A short time later, the officer reported, several of the men engaged in a physical altercation, throwing punches. A security guard from the Tap Room reportedly ran across Madison Street, yelling for the group to “stop.” The altercation broke up about 30 seconds later, police said.
In a telephone interview with the Forest Park Review this week Boudreau spoke more about her concerns. She said that most of the problems occur right around closing time at 1 a.m.
“To put it simply it’s pandemonium,” Boudreau said. “The language, the violence, the screaming, the fighting, just vandalism to people’s properties. A person’s lawn was even defecated on by a drunk patron.”
Forest Park Review spoke with others who expressed concerns about Tap Room patrons’ late-night actions, but they declined to air those complaints on the record.
Boudreau says that although the police have been monitoring the Tap Room, she wants them to crack down and arrest those who break the law after leaving the bar.
“Cite these people and arrest them for drinking and driving, noise violation, drunk and disorderly, public intoxication, public urination,” Boudreau said. “Get out of the car and actually make arrests.”
The Tap Room has been a source of controversy since not long after it opened in late 2020. Located at 7321 Madison in the space formerly occupied by Healy’s Westside, Forest Park Tap Room is owned by brothers Lance and Hansel Law.
The Laws are Black as is most of clientele of the Tap Room. Boudreau, who is white, and others who complain about the Tap Room and its customers say it’s the behavior, not the race, of the customers that bothers them.
“I’m not against the bar. I’m against the actions and behaviors that spill out of it,” Boudreau said.
The Tap Room regularly brings in DJs who typically play hip-hop music and often attract their own clientele. Boudreau and others say that Tap Room is seeking to get an entertainment license and operates more like a nightclub than a bar. The Tap Room advertises bottle service.
“It draws a big nightclub kind of crowd to quiet Madison Street,” Boudreau said. “Do we really want a nightclub at Madison and Circle?”
Last August, Mayor Rory Hoskins, who also acts as the village’s liquor commissioner, revoked the Tap Room’s liquor license, ruling that the bar stayed open after hours.

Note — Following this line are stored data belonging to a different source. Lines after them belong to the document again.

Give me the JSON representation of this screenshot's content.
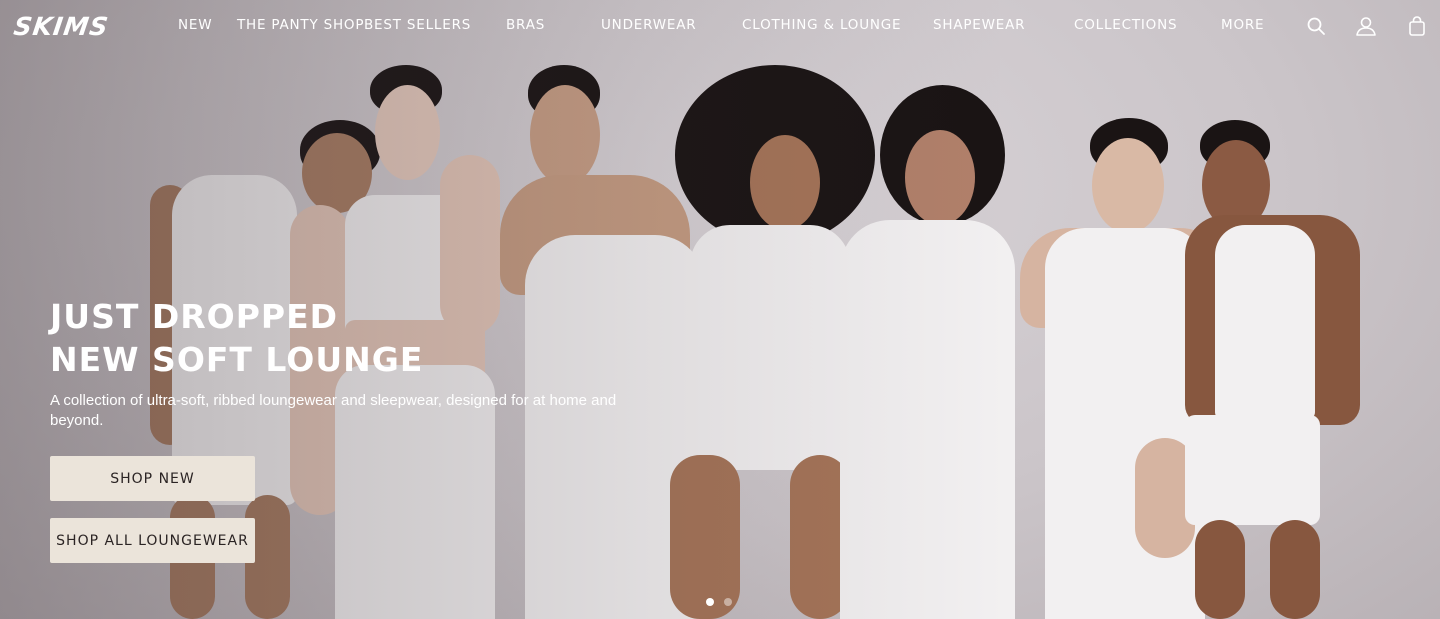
{
  "brand": {
    "logo_text": "SKIMS"
  },
  "nav": {
    "items": [
      {
        "label": "NEW"
      },
      {
        "label": "THE PANTY SHOP"
      },
      {
        "label": "BEST SELLERS"
      },
      {
        "label": "BRAS"
      },
      {
        "label": "UNDERWEAR"
      },
      {
        "label": "CLOTHING & LOUNGE"
      },
      {
        "label": "SHAPEWEAR"
      },
      {
        "label": "COLLECTIONS"
      },
      {
        "label": "MORE"
      }
    ],
    "icons": [
      "search-icon",
      "account-icon",
      "shopping-bag-icon"
    ]
  },
  "hero": {
    "headline_line1": "JUST DROPPED",
    "headline_line2": "NEW SOFT LOUNGE",
    "subcopy": "A collection of ultra-soft, ribbed loungewear and sleepwear, designed for at home and beyond.",
    "primary_button": "SHOP NEW",
    "secondary_button": "SHOP ALL LOUNGEWEAR",
    "carousel": {
      "total": 2,
      "active": 1
    }
  },
  "colors": {
    "button_bg": "#ebe4da",
    "button_text": "#2b2424",
    "nav_text": "#ffffff",
    "background": "#cfc9cd"
  }
}
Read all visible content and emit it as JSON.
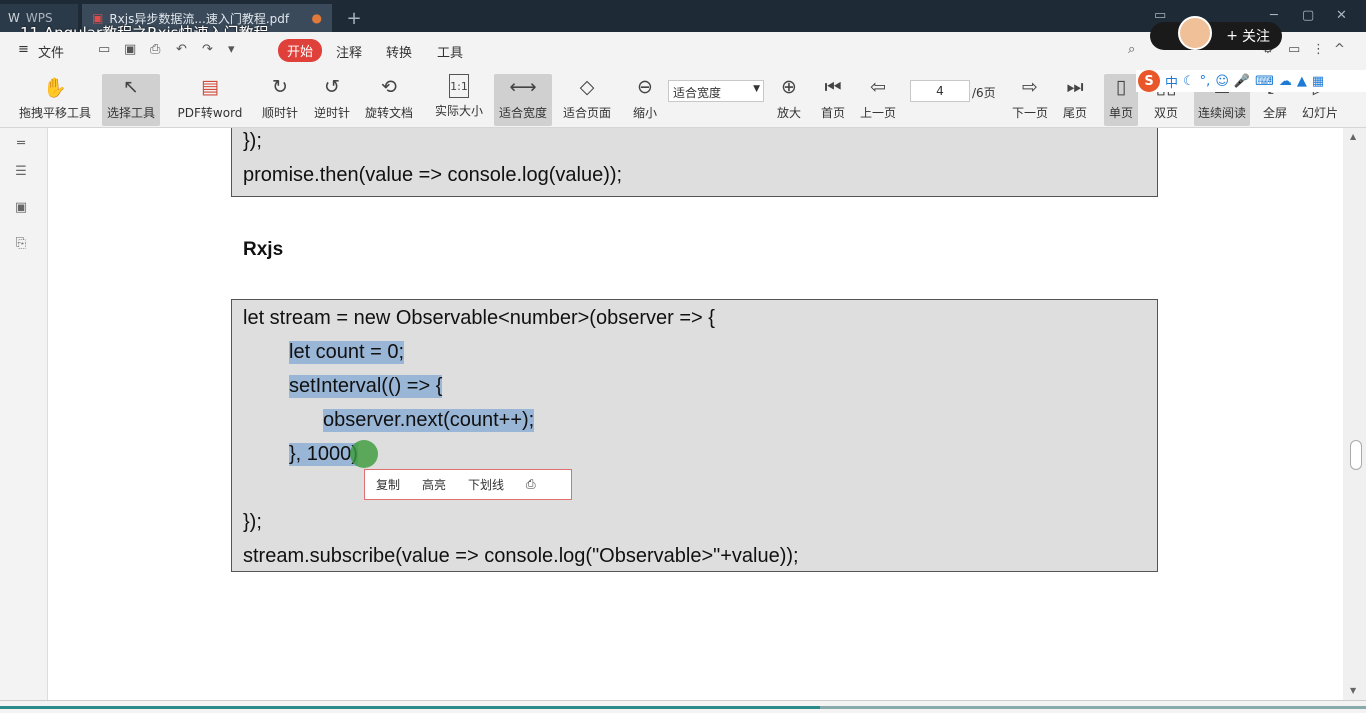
{
  "tabs": [
    {
      "label": "WPS",
      "icon": "wps-logo-icon"
    },
    {
      "label": "Rxjs异步数据流...速入门教程.pdf",
      "icon": "pdf-icon"
    }
  ],
  "video_title": "11 Angular教程之Rxjs快速入门教程",
  "menu": {
    "file": "文件",
    "items": [
      "开始",
      "注释",
      "转换",
      "工具"
    ],
    "active": "开始"
  },
  "follow": {
    "label": "关注",
    "plus": "+"
  },
  "toolbar": {
    "tools": [
      "拖拽平移工具",
      "选择工具",
      "PDF转word",
      "顺时针",
      "逆时针",
      "旋转文档",
      "实际大小",
      "适合宽度",
      "适合页面",
      "缩小",
      "放大",
      "首页",
      "上一页",
      "下一页",
      "尾页",
      "单页",
      "双页",
      "连续阅读",
      "全屏",
      "幻灯片"
    ],
    "zoom_value": "适合宽度",
    "page_value": "4",
    "page_total": "/6页"
  },
  "ime": {
    "items": [
      "中"
    ]
  },
  "document": {
    "top_lines": [
      "});",
      "promise.then(value => console.log(value));"
    ],
    "heading": "Rxjs",
    "code_lines": [
      "let stream = new Observable<number>(observer => {",
      "let count = 0;",
      "setInterval(() => {",
      "observer.next(count++);",
      "}, 1000)",
      "});",
      "stream.subscribe(value => console.log(\"Observable>\"+value));"
    ]
  },
  "context_menu": [
    "复制",
    "高亮",
    "下划线"
  ],
  "playback_progress": 0.6
}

But the Tap Room owners appealed the license revocation and in January the Illinois State Liquor Commission reversed the village’s decision, stating that while there were a few people in the Tap Room a couple minutes after closing time on July 3, 2021 there was no evidence that they had been sold alcohol after closing time.
After the state liquor commission reversed the village’s license revocation the Tap Room got its village liquor license back and reopened about a month ago. Since then, old problems have resurfaced according to Boudreau.
Boudreau told the Review that she is awakened from her sleep three to five times a week by the noise from patrons leaving the Tap Room and their rowdy behavior.
“And I’m a social worker at a middle school,” Boudreau said. “My kids need me to be on point. I can’t afford to keep losing sleep like this. This is insane; this is no way to live. I have the right to quiet enjoyment of my residence as well.”